On July 15, the Centers for Medicare and Medicaid Services (CMS) issued a proposed rule that proposes updates to Medicare payment policies and rates for hospital outpatient and Ambulatory Surgical Center (ASC) services. CMS is proposing to apply the Physician Fee Schedule equivalent payment rate for any procedure codes assigned to the drug administration ambulatory payment classifications (APCs) when provided at an off-campus provider-based department. This would have the effect of bringing the cost of drug administrative services provided in outpatient hospital facilities in line with the amount paid to physician offices. Beginning in 2026, the lower physician office rate would apply to outpatient hospital facilities that were previously exempt from a 2015 law. They estimate this provision will reduce the Outpatient Prospective Payment System (OPPS) spending by $280 million, with $210 million of the savings accruing to Medicare, and $70 million saved by Medicare beneficiaries in the form of reduced beneficiary coinsurance.

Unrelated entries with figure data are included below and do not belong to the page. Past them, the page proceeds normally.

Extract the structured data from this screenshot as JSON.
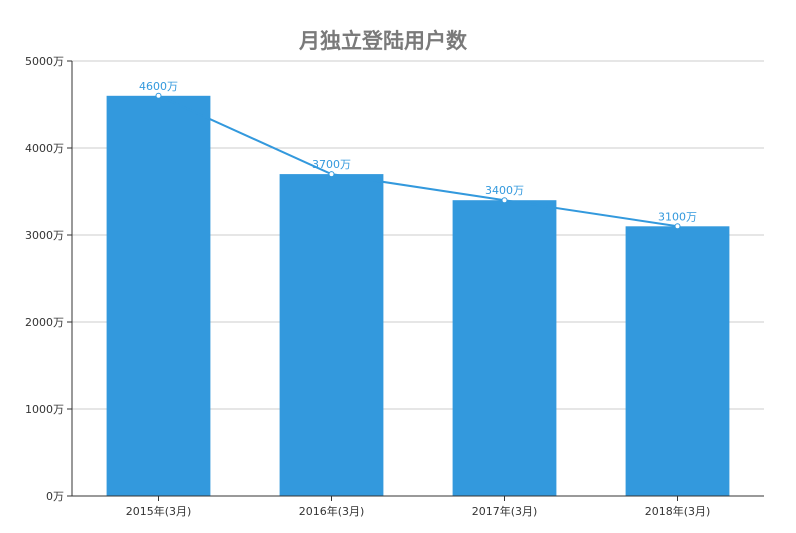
{
  "chart_data": {
    "type": "bar",
    "title": "月独立登陆用户数",
    "categories": [
      "2015年(3月)",
      "2016年(3月)",
      "2017年(3月)",
      "2018年(3月)"
    ],
    "values": [
      4600,
      3700,
      3400,
      3100
    ],
    "data_labels": [
      "4600万",
      "3700万",
      "3400万",
      "3100万"
    ],
    "overlay_line": true,
    "ylim": [
      0,
      5000
    ],
    "yticks": [
      0,
      1000,
      2000,
      3000,
      4000,
      5000
    ],
    "ytick_labels": [
      "0万",
      "1000万",
      "2000万",
      "3000万",
      "4000万",
      "5000万"
    ],
    "grid": true,
    "legend": "none",
    "colors": {
      "bar": "#3399dd",
      "line": "#3399dd",
      "label": "#3399dd",
      "grid": "#cccccc",
      "title": "#7a7a7a"
    }
  }
}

Several of the provisions mirror similar site-neutral payment policies that were included in the Lower Cost, More Transparency Act, which passed the House in 2023, but did not become law. The rule would also require hospitals to post prices online in a way that helps patients understand what their care will actually cost. This addresses criticism that the information hospitals have been required to post since 2021, as part of hospital price transparency regulations, is not easy for patients to understand.

California Victims Coverage Now in Effect

Enacted on July 1, 2025 this law requires a health insurance policy that is fully insured in the state of California delivered on or after July 1, 2025, to provide coverage without cost sharing for emergency room medical care and follow up healthcare treatment for an enrollee or insured who is treated following a rape or sexual assault for the first nine months after the enrollee initiates treatment, as specified. The law prohibits a health insurer from requiring, as a condition of providing coverage:

  • An enrollee or insured to file a police report,
  • Charges to be brought against an assailant, or
  • An assailant to be convicted of rape or sexual assault.

A violation of the bill by a healthcare service plan or issuer is a crime in the state of California.

Monthly FAQ: What are the requirements for covering a dependent child to age 26?

A group health plan or insurer that provides dependent coverage for children generally must make the coverage available until a participant’s child turns age 26. Factors such as residency, age, income, and marital/tax filing status are disallowed as eligibility conditions for purposes of the age 26 mandate.